Cuerpo propio, ley ajena

Por Carlos Nzupa

8/8/20252 min read

La madrugada en que Alan (defensor de derechos humanos) fue esposado y exhibido por conductas consideradas obscenas dentro de un auto, la policía de Mineral de la Reforma justificó la detención citando un bando municipal que criminaliza el sexo consentido en espacios privados pero visibles. Hace algunos meses atrás, en la estación Mixcoac del metro, cuatro personas terminaron ante un juez cívico por posar en lencería mientras se tomaban fotografías; la acción se activó en minutos gracias a agentes de la SSC alertados por una usuaria alarmada por el “atrevimiento” de la piel al aire. Dos escenas distintas, el mismo reflejo: cuando la moral se disfraza de ley, el Estado despliega un celo que raras veces asoma frente a la violencia real.

Esa contradicción es tangible en los números. En Pachuca, referencia obligada para Mineral de la Reforma, la percepción de inseguridad según la Encuesta Nacional de Seguridad Pública Urbana del INEGI es de 48.3% en el segundo trimestre de 2025, pese al discurso oficial de “reducción del delito”. En el mismo municipio, solo 7.3% de la población confiaba en su policía en 2020 y la cifra negra de delitos sin denunciar llegó al 89% en 2023. Es decir, la fuerza pública aparece con eficacia cuando se trata de vigilar el cuerpo ajeno, no cuando una víctima de robo, extorsión o agresión la necesita.

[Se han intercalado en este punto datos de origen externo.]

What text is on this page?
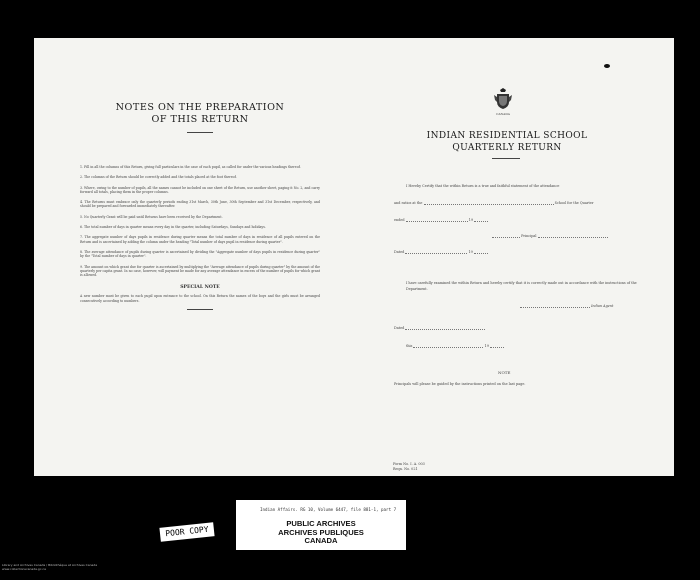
NOTES ON THE PREPARATION
OF THIS RETURN

1. Fill in all the columns of this Return, giving full particulars in the case of each pupil, as called for under the various headings thereof.

2. The columns of the Return should be correctly added and the totals placed at the foot thereof.

3. Where, owing to the number of pupils, all the names cannot be included on one sheet of the Return, use another sheet, paging it No. 2, and carry forward all totals, placing them in the proper columns.

4. The Returns must embrace only the quarterly periods ending 31st March, 30th June, 30th September and 31st December, respectively, and should be prepared and forwarded immediately thereafter.

5. No Quarterly Grant will be paid until Returns have been received by the Department.

6. The total number of days in quarter means every day in the quarter, including Saturdays, Sundays and holidays.

7. The aggregate number of days pupils in residence during quarter means the total number of days in residence of all pupils entered on the Return and is ascertained by adding the column under the heading "Total number of days pupil in residence during quarter".

8. The average attendance of pupils during quarter is ascertained by dividing the "Aggregate number of days pupils in residence during quarter" by the "Total number of days in quarter".

9. The amount on which grant due for quarter is ascertained by multiplying the "Average attendance of pupils during quarter" by the amount of the quarterly per capita grant. In no case, however, will payment be made for any average attendance in excess of the number of pupils for which grant is allowed.

SPECIAL NOTE

A new number must be given to each pupil upon entrance to the school. On this Return the names of the boys and the girls must be arranged consecutively according to numbers.

CANADA
INDIAN RESIDENTIAL SCHOOL
QUARTERLY RETURN
I Hereby Certify that the within Return is a true and faithful statement of the attendance
and ratios at the	School for the Quarter
ended	19
Principal
Dated	19
I have carefully examined the within Return and hereby certify that it is correctly made out in accordance with the instructions of the Department.
Indian Agent
Dated
this	19
NOTE
Principals will please be guided by the instructions printed on the last page.
Form No. I. A. 003
Reqn. No. 021
POOR COPY
Indian Affairs. RG 10, Volume 6447, file 881-1, part 7
PUBLIC ARCHIVES
ARCHIVES PUBLIQUES
CANADA
Library and Archives Canada / Bibliothèque et Archives Canada
www.collectionscanada.gc.ca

Nada revela más la raíz de este desorden que la fijación por el cuerpo. Se toleran curas que cometen abusos a menores de edad por años si es que alguien los denuncia y llega algún castigo para ellos, políticos que tienen antecedentes delictivos y supuestos empresarios que se dedican al lavado de dinero o a evadir impuestos, pero un torso tatuado, un pezón en el andén o dos muchachos besándose dentro de un coche detonan toda la maquinaria punitiva. ¿De dónde nace ese miedo a la piel? De una moral religiosa-patriarcal que convirtió la sexualidad y por extensión el cuerpo en terreno de culpa.

Sin embargo, tu cuerpo es tu primer territorio soberano: puedes adornarlo con tinta o acero, explorar el placer con quien consienta, modificarlo o, llegado el límite del sufrimiento, decidir poner fin a la vida. Esa soberanía, reconocida en la Constitución como libre desarrollo de la personalidad y autonomía corporal, se queda en letra muerta si la policía se erige en guardián del pudor y no de la seguridad.

Mientras la patrulla persigue bragas, caricias y besos, los delitos de alto impacto se expanden. La impunidad garantiza que un agresor armado tenga más probabilidades de eludir sanción que una pareja semidesnuda de librarse de la falta administrativa. El resultado es una sociedad doblemente indefensa: vulnerable ante el crimen y sometida a la vergüenza pública por atreverse a vivir su deseo.

Es urgente desmontar esas leyes-espejo de la moral que sancionan la intimidad y exigen decoro en pleno siglo XXI. Lo obsceno no es besarse en un coche o posar en ropa interior, sino que las autoridades prioricen castigar el eros mientras millones de personas organizan sus rutinas según el miedo. Defender la libertad sexual, el derecho al desnudo, las modificaciones corporales y, sí, la eutanasia, no es un capricho libertino: es reclamar un Estado que proteja la vida y sus formas de vivirla en lugar de disciplinarla.

Cuando la fuerza pública abandone el papel de celador de la moral, tal vez empiece a ser útil contra los verdaderos peligros que nos acechan tras la puerta de casa.